Wer kauft heute noch einen Gabelstapler?Vor allem Betreibermodelle zeigen, wo die Reise hingeht: Wer kauft heutzutage zum Beispiel noch einen Gabelstapler? Statt dessen gehen Unternehmen dazu über, genau zu definieren, welche Transportleistung sie wann und wo brauchen. Anschließend überlassen sie es den Produzenten oder auch Dritten, diese Leistungen zu erbringen. Auf diesem Weg werden Kundenbeziehungen zu mittel- bis längerfristigen Projekten. Zu Projekten, in die Produkte und Services prozessorientiert eingebunden werden.

Dabei besteht die Aufgabe der B-to-B-Software darin, die kompletten Lebenszyklen dieser Projekte zu managen, was weit mehr ist als Stücklisten à la MRP abzuarbeiten. Hier geht es darum, die unterschiedlichen Lebenszyklen der Kundenkontakte, der Dienstleistungen und der Produkte miteinander zu synchronisieren. Deshalb ist ein ganzheitliches Projekt-Management gefragt, das sämtliche Bezugsgruppen eines Unternehmens auf einer einzigen Informationsplattform miteinander kommunizieren lässt. Hierzu gehören Kunden, Partner und Zulieferer ebenso wie Investoren, Analysten und Interessenten. Alle sind ihren jeweiligen Rollen und Bedürfnissen entsprechend in die Geschäftsprozesse einzubinden. So entsteht Collaborative Commerce.
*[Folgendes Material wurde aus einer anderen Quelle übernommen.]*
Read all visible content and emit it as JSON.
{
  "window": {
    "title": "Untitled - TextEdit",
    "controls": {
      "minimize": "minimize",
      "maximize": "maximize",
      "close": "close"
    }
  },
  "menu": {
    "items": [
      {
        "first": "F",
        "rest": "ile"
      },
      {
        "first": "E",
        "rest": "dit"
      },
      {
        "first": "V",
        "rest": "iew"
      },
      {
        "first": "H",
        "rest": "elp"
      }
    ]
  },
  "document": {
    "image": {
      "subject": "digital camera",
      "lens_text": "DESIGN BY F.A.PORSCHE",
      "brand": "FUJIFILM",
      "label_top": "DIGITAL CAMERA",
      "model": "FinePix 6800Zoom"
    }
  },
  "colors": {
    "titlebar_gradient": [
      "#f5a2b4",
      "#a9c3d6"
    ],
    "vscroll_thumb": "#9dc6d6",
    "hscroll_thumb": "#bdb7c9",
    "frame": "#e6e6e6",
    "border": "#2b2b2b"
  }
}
Der Anspruch, Projektlebenszyklen tatsächlich so prozessorientiert, zeitnah und rollenbasiert, wie beschrieben, steuern zu können, steht und fällt mit dem Maß, wie die Back-Office-Systeme der beteiligten Unternehmen mit den Marktplätzen verzahnt sind. So ist ein Web-gestützter Produktkonfigurator nur dann sinnvoll, wenn der Verkäufer noch im Kundengespräch sagen kann, wann das gemeinsam mit dem Kunden ausgearbeitete Angebot zu welchen Kosten geliefert werden kann. Ist er dazu nicht in der Lage, sind die Back-Office-Abläufe nicht integriert.
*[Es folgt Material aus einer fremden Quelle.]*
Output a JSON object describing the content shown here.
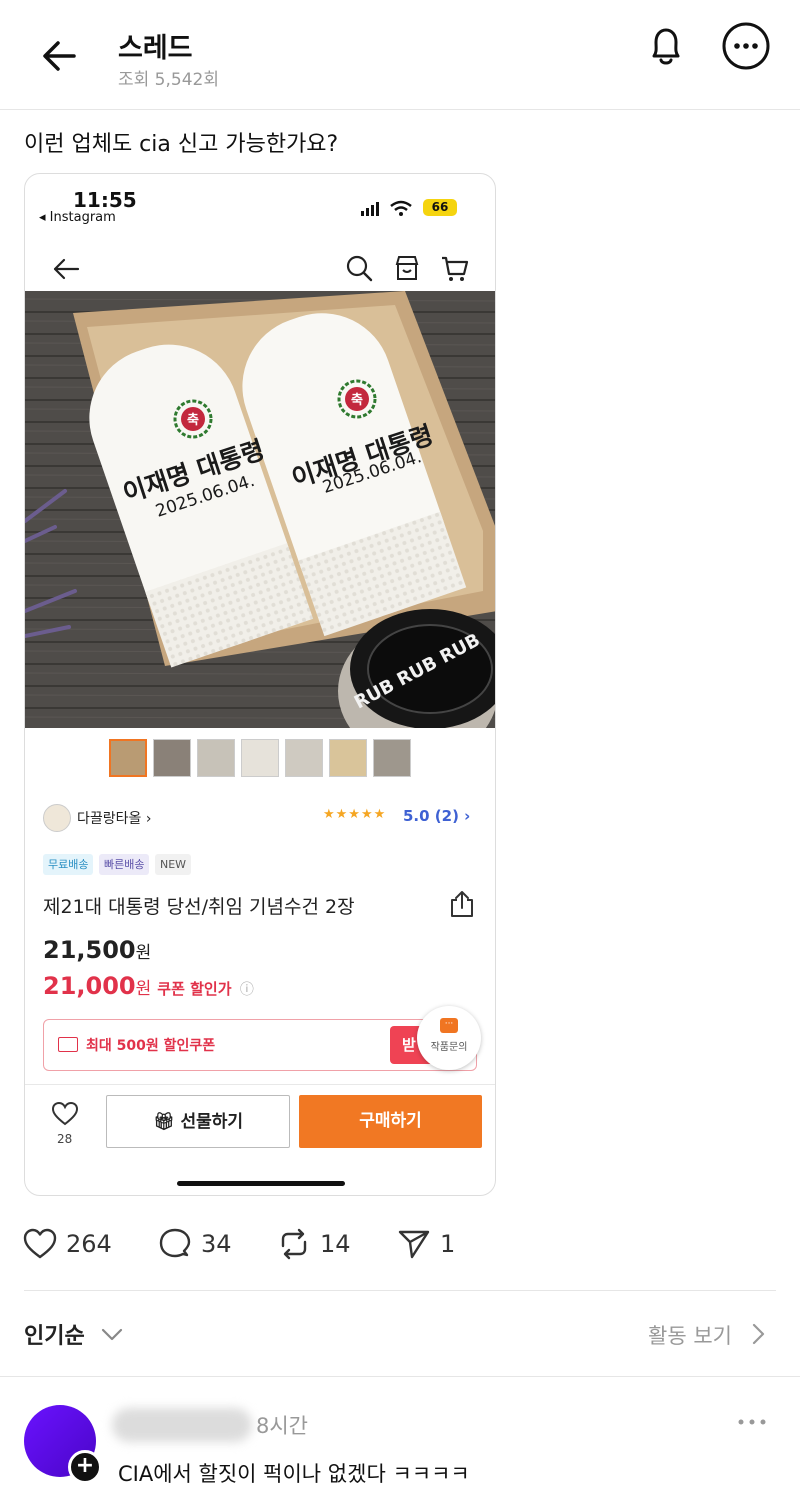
{
  "header": {
    "title": "스레드",
    "views": "조회 5,542회"
  },
  "post": {
    "text": "이런 업체도 cia 신고 가능한가요?"
  },
  "embedded": {
    "status_bar": {
      "time": "11:55",
      "back_app": "◂ Instagram",
      "battery": "66"
    },
    "product": {
      "embroidery_mark": "축",
      "embroidery_line1": "이재명 대통령",
      "embroidery_line2": "2025.06.04.",
      "jar_label": "RUB RUB RUB",
      "seller": "다끌랑타올",
      "stars": "★★★★★",
      "rating": "5.0 (2) ›",
      "badges": [
        "무료배송",
        "빠른배송",
        "NEW"
      ],
      "name": "제21대 대통령 당선/취임 기념수건 2장",
      "price": "21,500",
      "price_unit": "원",
      "coupon_price": "21,000",
      "coupon_price_unit": "원",
      "coupon_label": "쿠폰 할인가",
      "info_icon": "ⓘ",
      "coupon_text": "최대 500원 할인쿠폰",
      "coupon_button": "받",
      "inquiry_label": "작품문의",
      "like_count": "28",
      "gift_label": "선물하기",
      "buy_label": "구매하기"
    }
  },
  "actions": {
    "likes": "264",
    "comments": "34",
    "reposts": "14",
    "shares": "1"
  },
  "sort": {
    "label": "인기순",
    "activity": "활동 보기"
  },
  "comment": {
    "time": "8시간",
    "text": "CIA에서 할짓이 퍽이나 없겠다 ㅋㅋㅋㅋ"
  },
  "colors": {
    "accent_orange": "#f17823",
    "price_red": "#e1324a",
    "rating_blue": "#3e61d3",
    "avatar_purple": "#5a0ae0"
  }
}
Hier schlägt die Stunde der ERP-Systeme. Schließlich sind Back Office-Prozesse die Domäne des Enterprise Ressource Planning. Ob sie ihre Chance nutzen und dem C-Commerce ein Zuhause geben oder ob sie als IT-Dinosaurier in den unendlichen Tiefen des Internets verschwinden, werden die kommenden Jahre zeigen. An fehlendem Marktpotenzial mangelt es jedenfalls nicht. Aus Sicht der Analysten von AMR Research bleibt der gesamte Markt für geschäftskritische Software auch in Zukunft ein Big Business: So prophezeien die AMR-Auguren ein Wachstum von derzeit 27 Milliarden Dollar auf 78 Milliarden Dollar im Jahre 2004, was einem jährlichen Zuwachs von 24 Prozent entspricht. Hierbei soll jedoch der Löwenanteil auf die emporstrebenden Anbieter von CRM-, SCM- oder E-Business-Systemen fallen. Den klassischen ERP-Häusern traut AMR gerade einmal ein Wachstum von fünf Prozent per annum zu. Doch der Gesamtkuchen ist nicht klein und die Anbieter von ERP-Lösungen können sich durchaus ein großes Stück davon sichern. Voraussetzung ist jedoch, dass sie ihre Produkte für ein prozessorientiertes Projekt-Management ausbauen.

*Frank Schiewer ist Geschäftsführer von IFS Deutschland.